Um das Planetarium herum befinden sich die sieben orbitalen Planeten – oder interstellaren Kabinen, jede mit einem einzigartigen Design. Die Planetenoberflächen sind mit rauhen oder glatten Materialien verkleidet. Während einige auf halber Strecke in den Boden gerammt zu sein scheinen, ruhen sich andere sanft auf dem weichen Waldboden aus, als wären sie gerade gelandet.
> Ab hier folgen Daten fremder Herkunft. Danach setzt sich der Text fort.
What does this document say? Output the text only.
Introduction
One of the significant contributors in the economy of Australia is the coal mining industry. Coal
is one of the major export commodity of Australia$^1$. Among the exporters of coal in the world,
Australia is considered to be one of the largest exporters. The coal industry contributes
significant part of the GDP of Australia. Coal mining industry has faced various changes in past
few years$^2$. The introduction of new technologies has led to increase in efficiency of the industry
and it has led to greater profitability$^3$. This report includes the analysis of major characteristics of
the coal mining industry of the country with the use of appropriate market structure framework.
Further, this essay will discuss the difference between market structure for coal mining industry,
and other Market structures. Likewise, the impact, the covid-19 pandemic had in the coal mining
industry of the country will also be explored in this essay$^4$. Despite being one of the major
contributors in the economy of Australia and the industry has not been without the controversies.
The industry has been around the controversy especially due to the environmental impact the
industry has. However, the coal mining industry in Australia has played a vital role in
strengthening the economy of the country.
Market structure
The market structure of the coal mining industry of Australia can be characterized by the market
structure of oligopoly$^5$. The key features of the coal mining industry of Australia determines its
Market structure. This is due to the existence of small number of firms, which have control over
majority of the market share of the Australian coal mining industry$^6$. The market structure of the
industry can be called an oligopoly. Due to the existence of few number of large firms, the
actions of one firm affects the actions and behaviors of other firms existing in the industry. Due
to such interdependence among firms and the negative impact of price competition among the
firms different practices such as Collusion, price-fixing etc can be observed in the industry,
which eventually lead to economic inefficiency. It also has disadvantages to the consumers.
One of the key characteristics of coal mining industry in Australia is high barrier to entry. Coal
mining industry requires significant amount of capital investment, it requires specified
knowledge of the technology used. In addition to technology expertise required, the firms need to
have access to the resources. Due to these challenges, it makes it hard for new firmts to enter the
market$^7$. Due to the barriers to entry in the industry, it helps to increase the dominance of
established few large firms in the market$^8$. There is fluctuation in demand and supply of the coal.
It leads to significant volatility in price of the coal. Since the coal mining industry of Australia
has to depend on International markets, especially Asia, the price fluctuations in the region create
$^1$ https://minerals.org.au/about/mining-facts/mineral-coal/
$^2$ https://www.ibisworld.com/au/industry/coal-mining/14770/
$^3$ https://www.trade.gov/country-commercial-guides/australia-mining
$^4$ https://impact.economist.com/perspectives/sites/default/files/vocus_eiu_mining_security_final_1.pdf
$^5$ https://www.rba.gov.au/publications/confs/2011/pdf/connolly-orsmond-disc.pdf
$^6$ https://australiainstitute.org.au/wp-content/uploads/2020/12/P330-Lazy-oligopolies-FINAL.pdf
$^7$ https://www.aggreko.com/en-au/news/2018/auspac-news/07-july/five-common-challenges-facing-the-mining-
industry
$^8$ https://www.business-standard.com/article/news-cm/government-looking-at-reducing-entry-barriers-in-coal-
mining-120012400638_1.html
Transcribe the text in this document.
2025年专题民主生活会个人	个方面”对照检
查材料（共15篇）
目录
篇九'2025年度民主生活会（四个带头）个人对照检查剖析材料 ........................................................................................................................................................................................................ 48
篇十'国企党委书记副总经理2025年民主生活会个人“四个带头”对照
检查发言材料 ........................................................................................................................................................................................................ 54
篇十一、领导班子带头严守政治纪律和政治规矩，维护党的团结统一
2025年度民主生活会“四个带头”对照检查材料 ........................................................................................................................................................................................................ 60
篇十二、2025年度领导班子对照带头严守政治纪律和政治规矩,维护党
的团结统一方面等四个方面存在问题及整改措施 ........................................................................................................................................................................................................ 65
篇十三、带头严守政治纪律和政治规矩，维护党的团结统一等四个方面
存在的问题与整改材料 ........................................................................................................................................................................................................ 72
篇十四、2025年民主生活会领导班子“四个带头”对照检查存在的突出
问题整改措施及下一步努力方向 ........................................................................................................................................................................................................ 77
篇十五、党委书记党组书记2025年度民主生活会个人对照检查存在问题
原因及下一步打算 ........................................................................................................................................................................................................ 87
Die Kabinen sind keine kleinformatigen Modelle realer Planeten, sondern imaginäre Objekte mit jeweils speziell zugewiesenen Namen. Sechs der Planeten haben einen Durchmesser zwischen acht  und zehn Metern und können bis zu zehn bzw. 32 Personen aufnehmen. Der kleinste Planet, Zolo, ist sechs Meter im Durchmesser und besteht aus einer Zwei-Bett-Kabine, die eine ungestörte Nacht unter den Sternen ermöglicht.

Das neue Planetarium und die neuen Kabinen stellen eine ambitionierte Erweiterung der derzeitigen und bescheidenen Einrichtungen dar und machen das gesamte Gelände zu einem öffentlich zugänglichen und internationalen Wissenszentrum.